Bakary Banana Jarjue

Personal information
- Nationality: Gambian
- Born: 3 June 1949 (age 77)

Sport
- Sport: Sprinting
- Event: 100 metres

= Bakary Jarjue =

Gambian sprinter

Bakary Banana Jarjue (born 3 June 1949), also spelt as Bakary Jarju, (Note: Cited to the International Olympic Committee.) is a Gambian sprinter. Jarjue was initially entered for two relay events at the 1976 Summer Olympics though would not compete in either event. He would instead represent the Gambia at the 1978 Commonwealth Games and the 1982 Commonwealth Games, though would not medal in either event.

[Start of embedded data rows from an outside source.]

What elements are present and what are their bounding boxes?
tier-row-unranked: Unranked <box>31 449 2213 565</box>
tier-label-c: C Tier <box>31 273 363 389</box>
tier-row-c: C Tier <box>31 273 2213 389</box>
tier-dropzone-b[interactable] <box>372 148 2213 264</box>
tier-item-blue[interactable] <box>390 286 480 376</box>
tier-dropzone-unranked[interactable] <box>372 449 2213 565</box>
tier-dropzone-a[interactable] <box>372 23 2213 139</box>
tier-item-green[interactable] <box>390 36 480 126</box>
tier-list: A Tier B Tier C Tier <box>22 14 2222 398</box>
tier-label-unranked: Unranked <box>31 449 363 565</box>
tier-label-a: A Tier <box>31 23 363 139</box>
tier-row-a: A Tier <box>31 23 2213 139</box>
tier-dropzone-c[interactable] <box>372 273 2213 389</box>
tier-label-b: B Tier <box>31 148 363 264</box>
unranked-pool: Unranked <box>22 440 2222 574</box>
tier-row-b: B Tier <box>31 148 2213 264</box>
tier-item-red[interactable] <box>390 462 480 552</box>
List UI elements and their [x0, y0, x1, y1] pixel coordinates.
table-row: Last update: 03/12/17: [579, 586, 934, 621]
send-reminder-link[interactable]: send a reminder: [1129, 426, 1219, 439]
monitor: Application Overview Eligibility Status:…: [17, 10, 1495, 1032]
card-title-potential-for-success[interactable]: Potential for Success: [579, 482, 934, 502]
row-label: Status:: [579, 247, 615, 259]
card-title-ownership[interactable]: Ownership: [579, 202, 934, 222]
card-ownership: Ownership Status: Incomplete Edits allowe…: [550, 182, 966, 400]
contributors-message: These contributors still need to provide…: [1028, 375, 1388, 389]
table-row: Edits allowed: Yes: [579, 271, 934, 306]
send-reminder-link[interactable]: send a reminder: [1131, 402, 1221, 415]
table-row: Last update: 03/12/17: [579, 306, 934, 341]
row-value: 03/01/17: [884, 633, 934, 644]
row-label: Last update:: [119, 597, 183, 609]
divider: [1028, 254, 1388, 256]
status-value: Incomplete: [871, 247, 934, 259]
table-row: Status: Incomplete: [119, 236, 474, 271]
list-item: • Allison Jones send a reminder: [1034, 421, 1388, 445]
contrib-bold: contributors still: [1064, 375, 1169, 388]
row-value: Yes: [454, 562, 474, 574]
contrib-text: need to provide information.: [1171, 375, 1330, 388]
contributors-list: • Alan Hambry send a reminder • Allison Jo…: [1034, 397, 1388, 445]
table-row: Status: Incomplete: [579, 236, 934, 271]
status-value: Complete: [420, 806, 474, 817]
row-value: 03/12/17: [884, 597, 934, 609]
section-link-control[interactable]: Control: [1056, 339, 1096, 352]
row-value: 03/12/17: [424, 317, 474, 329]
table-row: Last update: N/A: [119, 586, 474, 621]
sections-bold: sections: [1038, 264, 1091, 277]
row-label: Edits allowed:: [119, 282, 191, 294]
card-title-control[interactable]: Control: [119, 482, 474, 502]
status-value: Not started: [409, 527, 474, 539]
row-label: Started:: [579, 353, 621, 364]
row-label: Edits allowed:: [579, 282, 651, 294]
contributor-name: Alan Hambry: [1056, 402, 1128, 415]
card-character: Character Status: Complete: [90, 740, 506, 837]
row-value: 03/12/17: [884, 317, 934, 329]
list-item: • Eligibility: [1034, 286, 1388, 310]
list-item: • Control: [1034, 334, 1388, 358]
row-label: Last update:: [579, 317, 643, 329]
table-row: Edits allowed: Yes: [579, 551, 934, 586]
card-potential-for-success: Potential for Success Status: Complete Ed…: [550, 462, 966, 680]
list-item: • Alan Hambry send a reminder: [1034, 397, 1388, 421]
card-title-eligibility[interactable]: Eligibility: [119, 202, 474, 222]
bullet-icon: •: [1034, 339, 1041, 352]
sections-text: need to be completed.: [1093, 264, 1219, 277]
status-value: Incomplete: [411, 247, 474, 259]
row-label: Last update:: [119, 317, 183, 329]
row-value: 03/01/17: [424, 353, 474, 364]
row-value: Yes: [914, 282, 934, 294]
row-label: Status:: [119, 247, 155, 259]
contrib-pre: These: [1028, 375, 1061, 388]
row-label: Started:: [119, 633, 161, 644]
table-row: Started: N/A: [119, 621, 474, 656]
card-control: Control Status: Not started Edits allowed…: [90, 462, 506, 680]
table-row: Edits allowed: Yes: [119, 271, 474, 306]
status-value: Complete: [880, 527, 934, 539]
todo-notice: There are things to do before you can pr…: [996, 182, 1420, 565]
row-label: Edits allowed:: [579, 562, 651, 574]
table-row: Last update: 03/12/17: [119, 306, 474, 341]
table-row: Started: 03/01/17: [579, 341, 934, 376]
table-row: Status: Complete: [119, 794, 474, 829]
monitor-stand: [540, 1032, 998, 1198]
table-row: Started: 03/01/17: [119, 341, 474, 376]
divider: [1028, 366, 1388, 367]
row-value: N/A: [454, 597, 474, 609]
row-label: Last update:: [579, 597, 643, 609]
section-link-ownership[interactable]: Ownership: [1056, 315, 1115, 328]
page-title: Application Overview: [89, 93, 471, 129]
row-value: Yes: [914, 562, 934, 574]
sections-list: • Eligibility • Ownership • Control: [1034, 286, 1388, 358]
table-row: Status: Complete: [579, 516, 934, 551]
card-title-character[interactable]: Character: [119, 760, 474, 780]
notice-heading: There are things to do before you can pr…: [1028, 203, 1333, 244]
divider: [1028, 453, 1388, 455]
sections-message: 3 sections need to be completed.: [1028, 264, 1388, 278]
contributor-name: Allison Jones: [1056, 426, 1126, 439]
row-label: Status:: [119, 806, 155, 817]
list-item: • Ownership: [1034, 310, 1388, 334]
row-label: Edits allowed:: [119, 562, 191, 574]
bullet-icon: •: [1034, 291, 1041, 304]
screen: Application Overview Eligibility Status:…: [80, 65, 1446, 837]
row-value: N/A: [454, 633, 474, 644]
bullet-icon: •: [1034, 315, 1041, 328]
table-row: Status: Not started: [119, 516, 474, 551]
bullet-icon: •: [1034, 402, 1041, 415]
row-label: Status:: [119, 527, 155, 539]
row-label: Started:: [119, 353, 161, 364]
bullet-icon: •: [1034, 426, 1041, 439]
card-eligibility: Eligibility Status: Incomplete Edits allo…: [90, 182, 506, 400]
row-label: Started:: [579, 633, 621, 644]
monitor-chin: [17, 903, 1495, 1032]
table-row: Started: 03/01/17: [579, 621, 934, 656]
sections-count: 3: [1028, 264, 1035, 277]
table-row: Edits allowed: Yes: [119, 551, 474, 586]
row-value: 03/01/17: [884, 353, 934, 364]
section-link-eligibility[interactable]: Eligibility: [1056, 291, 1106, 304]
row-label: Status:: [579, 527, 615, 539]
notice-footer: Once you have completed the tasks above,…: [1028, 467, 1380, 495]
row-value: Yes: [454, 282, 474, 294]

He would then compete at the 1983 World Championships in Athletics, again not medaling. Finally, he made his Olympic debut at the 1984 Summer Olympics for Gabon. He would compete in the men's 100 metres and was part of the men's 4 × 100 metres relay team. He would not medal in either event.
==Biography==
Bakary Banana Jarjue was born on 3 June 1949. As a sprinter, he was entered to compete for the Gambia at the 1976 Summer Olympics in Montreal, Canada. He was set to be part of the men's 4 × 100 metres and men's 4 × 400 metres relay teams but did not start in either event. He would only start his career in 1977 and was the top ranked sprinter in Gambia the following year.

He would eventually represent the Gambia at the 1978 Commonwealth Games in Edmonton, Canada. His first event would be the men's 100 metres on 6 August. He would run in a time of 10.98 seconds and qualify for the quarterfinals. In the next round, he would run in a time of 10.91 seconds and not advance further. Two days later, he would compete in the men's 200 metres, though would run in a time of 22.10 seconds and not advance further. He would also be part of the men's 4 × 100 metres relay team and would finish last in the heats with a time of 43.17	seconds, not advancing further.

The following year, Jarjue would set a personal best in the 100 metres with a time of 10.3 seconds. He would also compete at the 1982 Commonwealth Games in Brisbane, Australia. He would first compete in the men's 100 metres on 3 October. In the heats, he would run in a time of 10.88 seconds and qualify for the quarterfinals. There, he would run in a time of 10.99 seconds and not advance further. He would also be part of the men's 4 × 100 metres relay team on 8 October, though they would place last in the heats with a time of 43.30 seconds.

His first and only appearance at the World Championships would be at the 1983 World Championships in Athletics in Helsinki, Finland, the first edition of the event. He would compete in the heats of the men's 100 metres on 7 August and run in a time of 11.04 seconds, not advancing further. At the 1984 Summer Olympics in Los Angeles, he would compete in his first and only Olympic Games. There, he would compete first in the heats of the men's 100 metres on 3 August. He would run in a time of 10.68 seconds and not advance to the quarterfinals. Furthermore, he was also part of the Gambian men's 4 × 100 metres relay team. The team would finish last in their heat with a time of 40.73 seconds and not advance further.

He had also competed in the All-Africa Games during his career. Jarjue would eventually retire from the sport in 1988. In 2010, he was admitted to The Gambia National Olympic Committee's sports merit list due to his service in sport.